Dr David Stephens of Canberra is secretary of Honest History, a coalition of historians and others supporting the balanced and honest presentation and use of Australian history during the centenary of World War I.
‘As we approach the centenary of the Gallipoli landing, we should be looking forward rather than spending more than $300 million commemorating battles of a century ago,’ Dr Stephens says.
‘There is nothing at all wrong with Anzac Day as a dignified remembrance of relatives and friends who died in war. But the next four years threatens to become one long, exaggerated, boastful patriotic celebration. The men who died at Gallipoli, and in France and Palestine, if they could see us, would look at each other and say, “Strewth, cobber, what are these people doing?”
‘The way we commemorate our war deaths is parochial and insensitive because it takes little notice of the impact of war on the rest of the human race.
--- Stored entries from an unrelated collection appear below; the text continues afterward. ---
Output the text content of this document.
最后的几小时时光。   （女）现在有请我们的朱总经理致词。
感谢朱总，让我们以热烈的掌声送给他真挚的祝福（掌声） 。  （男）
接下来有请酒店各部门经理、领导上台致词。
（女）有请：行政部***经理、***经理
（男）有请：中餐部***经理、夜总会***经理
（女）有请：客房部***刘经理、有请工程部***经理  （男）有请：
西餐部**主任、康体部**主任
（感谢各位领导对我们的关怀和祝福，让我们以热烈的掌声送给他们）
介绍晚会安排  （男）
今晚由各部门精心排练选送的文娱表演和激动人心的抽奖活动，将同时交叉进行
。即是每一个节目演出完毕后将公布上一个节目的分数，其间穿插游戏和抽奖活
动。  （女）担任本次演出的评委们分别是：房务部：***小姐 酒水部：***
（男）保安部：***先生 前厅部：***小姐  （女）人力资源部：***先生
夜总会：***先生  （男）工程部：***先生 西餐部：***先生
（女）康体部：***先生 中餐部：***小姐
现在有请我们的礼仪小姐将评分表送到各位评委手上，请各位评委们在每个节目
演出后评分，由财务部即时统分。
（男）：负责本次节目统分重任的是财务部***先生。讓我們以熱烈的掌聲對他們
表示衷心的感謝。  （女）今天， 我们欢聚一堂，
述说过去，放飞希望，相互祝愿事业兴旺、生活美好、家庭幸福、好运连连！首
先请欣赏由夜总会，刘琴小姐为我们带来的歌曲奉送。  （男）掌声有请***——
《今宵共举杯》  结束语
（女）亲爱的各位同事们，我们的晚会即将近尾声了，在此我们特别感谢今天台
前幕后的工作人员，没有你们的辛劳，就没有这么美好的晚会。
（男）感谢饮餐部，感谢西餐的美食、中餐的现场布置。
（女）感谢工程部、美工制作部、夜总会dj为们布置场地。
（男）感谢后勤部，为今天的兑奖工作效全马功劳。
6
Our 100,000 war deaths in the twentieth century is a tiny proportion of the 231 million deaths in all wars and conflicts during that time.
‘Secondly, we pay so much attention to our military history that young people will start to think there is nothing else worth noticing in our history. They will think that military involvement is a normal part of what it means to be Australian. They are the ones who will have to fight in the future if we convince ourselves that fighting wars is an inherent part of our culture.
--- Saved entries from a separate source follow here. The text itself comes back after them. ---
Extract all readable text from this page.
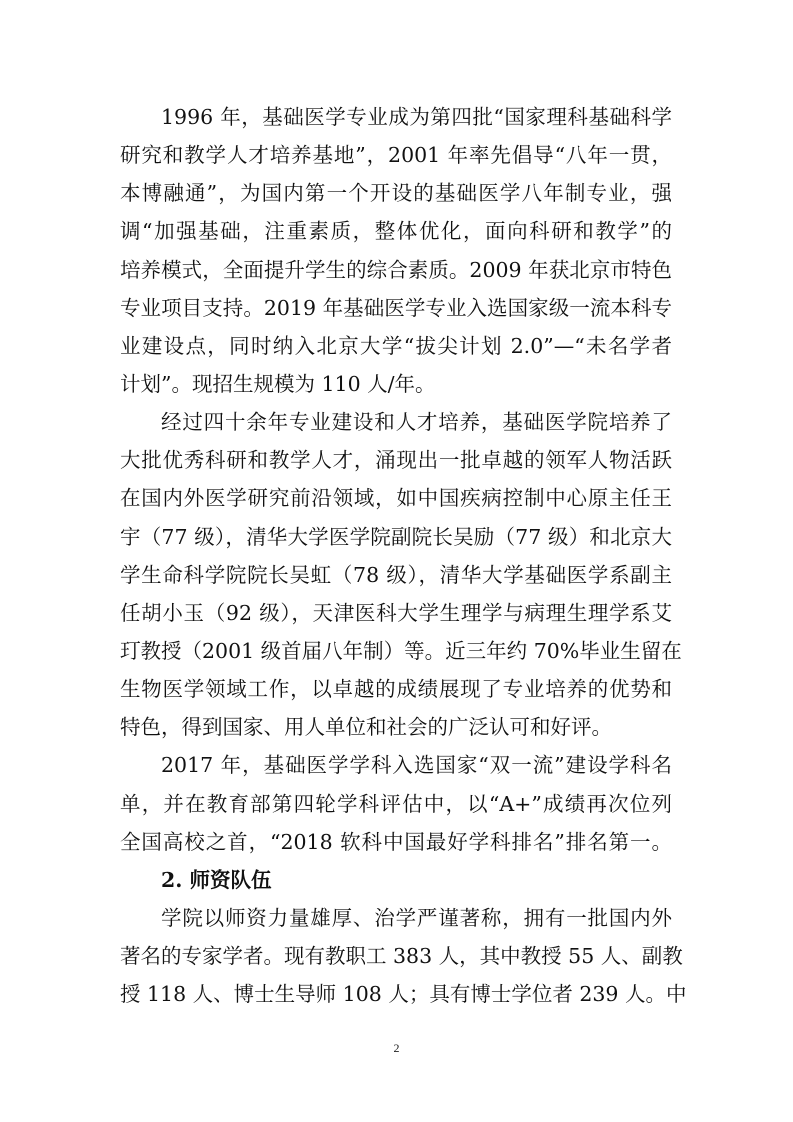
1996 年，基础医学专业成为第四批“国家理科基础科学
研究和教学人才培养基地”，2001 年率先倡导“八年一贯，
本博融通”，为国内第一个开设的基础医学八年制专业，强
调“加强基础，注重素质，整体优化，面向科研和教学”的
培养模式，全面提升学生的综合素质。2009 年获北京市特色
专业项目支持。2019 年基础医学专业入选国家级一流本科专
业建设点，同时纳入北京大学“拔尖计划 2.0”—“未名学者
计划”。现招生规模为 110 人/年。
经过四十余年专业建设和人才培养，基础医学院培养了
大批优秀科研和教学人才，涌现出一批卓越的领军人物活跃
在国内外医学研究前沿领域，如中国疾病控制中心原主任王
宇（77 级），清华大学医学院副院长吴励（77 级）和北京大
学生命科学院院长吴虹（78 级），清华大学基础医学系副主
任胡小玉（92 级），天津医科大学生理学与病理生理学系艾
玎教授（2001 级首届八年制）等。近三年约 70%毕业生留在
生物医学领域工作，以卓越的成绩展现了专业培养的优势和
特色，得到国家、用人单位和社会的广泛认可和好评。
2017 年，基础医学学科入选国家“双一流”建设学科名
单，并在教育部第四轮学科评估中，以“A+”成绩再次位列
全国高校之首，“2018 软科中国最好学科排名”排名第一。
2. 师资队伍
学院以师资力量雄厚、治学严谨著称，拥有一批国内外
著名的专家学者。现有教职工 383 人，其中教授 55 人、副教
授 118 人、博士生导师 108 人；具有博士学位者 239 人。中
2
‘There are signs, too, such as in the Cronulla riots in 2005, that loyalty to the Anzac myth is becoming a test of Australian-ness that some elements of the community are prepared to enforce. Honest History uses the term Anzackery to describe the bombastic form of military commemoration. There are signs that we are going further to a state-sponsored ideology – Anzacism.’
Dr Stephens said the motto of Honest History was ‘not only Anzac but also’, signifying that while war history was an important part of Australian history, there were many other parts of that history that needed to be studied and celebrated.
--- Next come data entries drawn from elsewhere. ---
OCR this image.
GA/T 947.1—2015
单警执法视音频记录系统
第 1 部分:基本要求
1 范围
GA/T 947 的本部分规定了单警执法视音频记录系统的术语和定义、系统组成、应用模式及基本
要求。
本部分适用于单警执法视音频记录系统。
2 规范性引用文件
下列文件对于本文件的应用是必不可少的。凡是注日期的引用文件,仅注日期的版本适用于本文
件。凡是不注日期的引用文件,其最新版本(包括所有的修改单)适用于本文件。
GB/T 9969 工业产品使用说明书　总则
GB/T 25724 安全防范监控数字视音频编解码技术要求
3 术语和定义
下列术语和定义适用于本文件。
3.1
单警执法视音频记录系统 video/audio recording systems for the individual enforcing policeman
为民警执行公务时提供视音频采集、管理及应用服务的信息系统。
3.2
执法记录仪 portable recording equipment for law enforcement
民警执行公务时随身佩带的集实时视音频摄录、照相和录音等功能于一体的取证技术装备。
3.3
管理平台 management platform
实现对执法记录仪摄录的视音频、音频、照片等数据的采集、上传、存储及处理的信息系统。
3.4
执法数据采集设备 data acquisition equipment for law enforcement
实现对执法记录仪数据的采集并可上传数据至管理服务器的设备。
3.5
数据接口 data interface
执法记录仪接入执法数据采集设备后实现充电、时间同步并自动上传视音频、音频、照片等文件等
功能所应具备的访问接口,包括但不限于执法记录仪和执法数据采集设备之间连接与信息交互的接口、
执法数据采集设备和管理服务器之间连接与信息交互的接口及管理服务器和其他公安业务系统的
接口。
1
The Honest History website has extensive resources on Australia’s social, political, economic, cultural and intellectual history, as well as material analysing the Anzac myth.
‘Apart from speaking out over the next four years, Honest History wants to provide a resource that is useful for students, teachers, journalists and members of the public,’ Dr Stephens said.
Dr Stephens will be in Lismore to speak at a public lecture at Southern Cross University and Anzac services organised by Remembering and Healing. Honest History has a mailing list containing hundreds of names throughout Australia and overseas as well as a number of distinguished supporters, including historians and journalists. Its president is Professor Peter Stanley, who was a joint winner of the Prime Minister’s Prize for Australian History in 2011.
This is the sixth year Remembering and Healing has organised two public commemorations with a difference for Anzac Day in Lismore. These services focus on remembering the suffering war brings to all involved. And at the same time they express the wish and commitment for peace in the future.
Eve of Anzac Day, Thursday 24 April, 5.30pm at Lismore Uniting Church, corner Keen St and Woodlark streets.
Anzac Day, Friday 25 April, 11am (half an hour after the official program has finished) at Lismore Peace Park, corner Keen Street and Ballina Road (wet weather venue: Trinity St Mary’s site, 1 Dawson Street).
These two all-inclusive, multifaith and multicultural commemorations for Anzac Day in Lismore are an initiative to make Anzac Day relevant and meaningful to all of modern multicultural Australia and to reflect a peace-oriented society.